I am working with names of the type "Surname 1 ° Name 2 ° Name" and I need to know in which position the second space is located, so that I can then remain alone with the last name and the first name.
I am working with names of the type "Surname 1 ° Name 2 ° Name" and I need to know in which position the second space is located, so that I can then remain alone with the last name and the first name.
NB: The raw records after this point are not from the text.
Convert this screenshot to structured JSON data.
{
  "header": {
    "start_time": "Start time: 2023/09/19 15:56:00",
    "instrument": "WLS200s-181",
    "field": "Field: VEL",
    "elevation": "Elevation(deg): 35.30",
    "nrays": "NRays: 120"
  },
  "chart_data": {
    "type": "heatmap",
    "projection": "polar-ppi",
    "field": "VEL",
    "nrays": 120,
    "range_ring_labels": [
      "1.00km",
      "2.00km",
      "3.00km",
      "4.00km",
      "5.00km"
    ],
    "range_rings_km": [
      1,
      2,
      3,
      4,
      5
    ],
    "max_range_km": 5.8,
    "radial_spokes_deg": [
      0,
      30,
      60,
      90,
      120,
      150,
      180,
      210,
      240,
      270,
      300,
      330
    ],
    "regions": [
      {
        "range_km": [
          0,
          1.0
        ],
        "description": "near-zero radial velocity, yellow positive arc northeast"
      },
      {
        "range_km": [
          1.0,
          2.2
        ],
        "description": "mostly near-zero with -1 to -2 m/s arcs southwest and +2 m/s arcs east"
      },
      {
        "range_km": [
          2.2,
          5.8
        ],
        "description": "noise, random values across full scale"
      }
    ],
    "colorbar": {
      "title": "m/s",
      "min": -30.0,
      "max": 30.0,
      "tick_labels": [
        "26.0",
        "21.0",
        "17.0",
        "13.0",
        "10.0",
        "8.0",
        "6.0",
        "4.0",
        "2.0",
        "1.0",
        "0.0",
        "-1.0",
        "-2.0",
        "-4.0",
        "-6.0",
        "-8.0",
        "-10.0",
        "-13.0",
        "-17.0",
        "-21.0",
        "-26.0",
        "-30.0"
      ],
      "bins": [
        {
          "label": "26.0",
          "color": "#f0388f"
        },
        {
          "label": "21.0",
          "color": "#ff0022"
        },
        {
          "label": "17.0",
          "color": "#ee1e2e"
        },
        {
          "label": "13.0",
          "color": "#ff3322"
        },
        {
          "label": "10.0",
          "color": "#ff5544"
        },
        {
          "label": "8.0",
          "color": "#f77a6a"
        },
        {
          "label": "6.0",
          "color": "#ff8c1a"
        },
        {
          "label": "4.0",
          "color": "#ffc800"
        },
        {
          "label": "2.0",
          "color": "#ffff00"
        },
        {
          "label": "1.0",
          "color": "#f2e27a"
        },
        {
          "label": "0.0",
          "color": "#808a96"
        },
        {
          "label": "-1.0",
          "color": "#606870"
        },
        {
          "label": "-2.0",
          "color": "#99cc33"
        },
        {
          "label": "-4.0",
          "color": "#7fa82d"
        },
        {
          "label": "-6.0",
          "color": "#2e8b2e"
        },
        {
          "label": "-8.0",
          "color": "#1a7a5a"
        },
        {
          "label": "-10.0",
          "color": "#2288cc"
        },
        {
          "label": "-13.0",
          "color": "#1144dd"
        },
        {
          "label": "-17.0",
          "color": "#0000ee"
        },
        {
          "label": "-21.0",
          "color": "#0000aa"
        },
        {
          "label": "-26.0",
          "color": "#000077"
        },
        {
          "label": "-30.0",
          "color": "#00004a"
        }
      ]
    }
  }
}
I already found the solution, just perform a function of your own; which creates a cycle, using twice charindex
The personal proposal is first to think about all the possibilities; Carlos Muñoz asks about what happens with "recognizing compound surnames" for example:
If the user has such a surname "Pedro José De La Torre" would give you problems in your algorithm to want to extract only the surname and the first name since the extraction would be something like "DE LA". Despite this, I think it is interesting to propose a solution and so my first solution is to generate a column to the table where the number of spaces in the chain you are looking for will be printed to distinguish between compound and normal surnames of a single word, for this I recommend you first create a function such that:
CREATE FUNCTION [dbo].[CountSubStr](@str varchar(1000),@sub varchar(1000))
RETURNS int
BEGIN
DECLARE @VECES INT= len(@str);
DECLARE @i INT=1
DECLARE @s2 varchar(100)=@str;
DECLARE @s3 varchar(100);
DECLARE @ESPACIOS INT=0;
--
WHILE(@i<@VECES+1)
BEGIN
set @s3=SUBSTRING(@s2,@i,1)
if (@s3=@sub) set @ESPACIOS=@ESPACIOS+1
--
set @i=@i+1
END
RETURN @ESPACIOS
END
GO
WHERE: @str
will be the total string of the full name string and @sub
will be the substring you are looking for and will be counted in the variable @ESPACIOS
.
After this process you can know exactly or filter depending on how many spaces you have for each Full Name.
Then .. When you already know all those that have 3 spaces only to them you can apply a CharIndex function with which you can know the value of the position of your second space with the following algorithm:
DECLARE @STRING VARCHAR(100)='MORENO MARIO JOSÉ';
DECLARE @POSICION INT=0;
DECLARE @SUBSTR VARCHAR(100) = @STRING;
DECLARE @POSICIONRESULT INT=0;
SET @POSICION=CHARINDEX(' ',@SUBSTR);
SET @SUBSTR=SUBSTRING(@SUBSTR,@POSICION,LEN(@SUBSTR));
SET @POSICIONRESULT=@POSICION
SET @POSICION=CHARINDEX(' ',LTRIM(RTRIM(@SUBSTR)));
SET @SUBSTR=SUBSTRING(@SUBSTR,@POSICION,LEN(@SUBSTR));
SET @POSICIONRESULT=@POSICIONRESULT+@POSICION
PRINT @POSICIONRESULT
This script works in mysql:
SELECT locate(' ',nombre,locate(' ',nombre) + 1) as pos,nombre FROM tabla
With locate
we look for the first appearance of a sub-chain in a chain from a starting point (the third parameter of the function), what we do here is to call twice locate
, the first one will tell us the position of the first space, and this we enter as a parameter to the second call to start the search from the first space + 1.
if the 1 is not added, it will always return the value of the first space.